Operators describe it as a worrying development
Sri Lanka has introduced new rules banning foreigners from visiting the former war zone in the north of the country, unless they secure permission first, TTG Digital reports.
Tourists wanting to visit the region will now have to obtain prior approval, the country’s defence ministry said in a statement on Wednesday. Permits are needed, it said, to prevent “negative interventions”. Insiders describe it as a “worrying development” for the tourist industry in the country.
Sri Lanka specialists Experience Travel said it hoped to be able to obtain permits for holidaymakers booked on its tours in the north without difficulty.

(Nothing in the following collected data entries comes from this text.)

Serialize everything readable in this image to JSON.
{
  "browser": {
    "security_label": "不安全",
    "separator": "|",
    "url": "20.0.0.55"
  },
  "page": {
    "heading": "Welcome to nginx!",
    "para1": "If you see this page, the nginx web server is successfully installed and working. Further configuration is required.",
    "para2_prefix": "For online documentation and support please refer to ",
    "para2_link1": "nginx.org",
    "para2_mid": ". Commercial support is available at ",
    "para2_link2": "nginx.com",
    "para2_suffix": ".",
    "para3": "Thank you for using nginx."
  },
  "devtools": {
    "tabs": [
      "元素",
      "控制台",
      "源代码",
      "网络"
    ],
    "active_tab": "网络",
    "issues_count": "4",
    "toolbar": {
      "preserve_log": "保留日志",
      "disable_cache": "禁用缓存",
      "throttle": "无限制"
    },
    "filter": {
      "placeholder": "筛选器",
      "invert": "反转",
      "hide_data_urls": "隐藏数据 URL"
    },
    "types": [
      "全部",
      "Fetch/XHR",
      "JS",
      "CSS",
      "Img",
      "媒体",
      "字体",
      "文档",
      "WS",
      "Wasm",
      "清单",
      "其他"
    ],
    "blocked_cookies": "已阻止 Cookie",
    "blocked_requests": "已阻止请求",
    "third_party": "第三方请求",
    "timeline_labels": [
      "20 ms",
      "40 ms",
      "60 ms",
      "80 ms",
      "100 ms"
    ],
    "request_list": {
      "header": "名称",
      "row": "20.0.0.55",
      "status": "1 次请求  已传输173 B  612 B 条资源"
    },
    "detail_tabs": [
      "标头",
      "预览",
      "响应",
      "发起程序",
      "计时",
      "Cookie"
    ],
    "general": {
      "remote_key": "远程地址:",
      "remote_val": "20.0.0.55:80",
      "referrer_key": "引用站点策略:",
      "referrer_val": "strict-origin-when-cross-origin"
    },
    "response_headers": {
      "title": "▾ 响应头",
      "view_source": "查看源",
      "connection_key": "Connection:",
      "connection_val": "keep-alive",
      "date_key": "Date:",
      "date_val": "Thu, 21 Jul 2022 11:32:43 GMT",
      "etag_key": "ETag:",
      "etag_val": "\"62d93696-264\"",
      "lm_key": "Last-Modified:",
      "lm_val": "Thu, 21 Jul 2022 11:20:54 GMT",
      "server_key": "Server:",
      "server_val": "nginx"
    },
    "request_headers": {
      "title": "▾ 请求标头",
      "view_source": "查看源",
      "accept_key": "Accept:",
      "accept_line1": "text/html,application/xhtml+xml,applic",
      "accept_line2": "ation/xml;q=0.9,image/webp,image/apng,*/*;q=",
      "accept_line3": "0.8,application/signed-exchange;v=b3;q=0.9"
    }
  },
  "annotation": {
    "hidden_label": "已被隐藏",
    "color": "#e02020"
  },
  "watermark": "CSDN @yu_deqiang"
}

“We are trying to establish with the government whether this is a temporary change around the president’s recent visit to open Jaffna train station, or whether there is a more lasting plan to reintroduce permits to travel to the north,” the company’s Sam Clark told newspaper The Telegraph.
“We had a large group in Jaffna just last month and our local partners are telling us that we should face no issues at all in getting travel permits for the clients we have visiting the area over the next few months. We believe that free and open travel is the best route to reconciliation and rebuilding.”
In March, the United Nations Human Rights Council voted to investigate allegations that the military killed 40,000 civilians in the final months of the separatist war that ended in 2009. But in August the country’s president refused visas for UN investigators.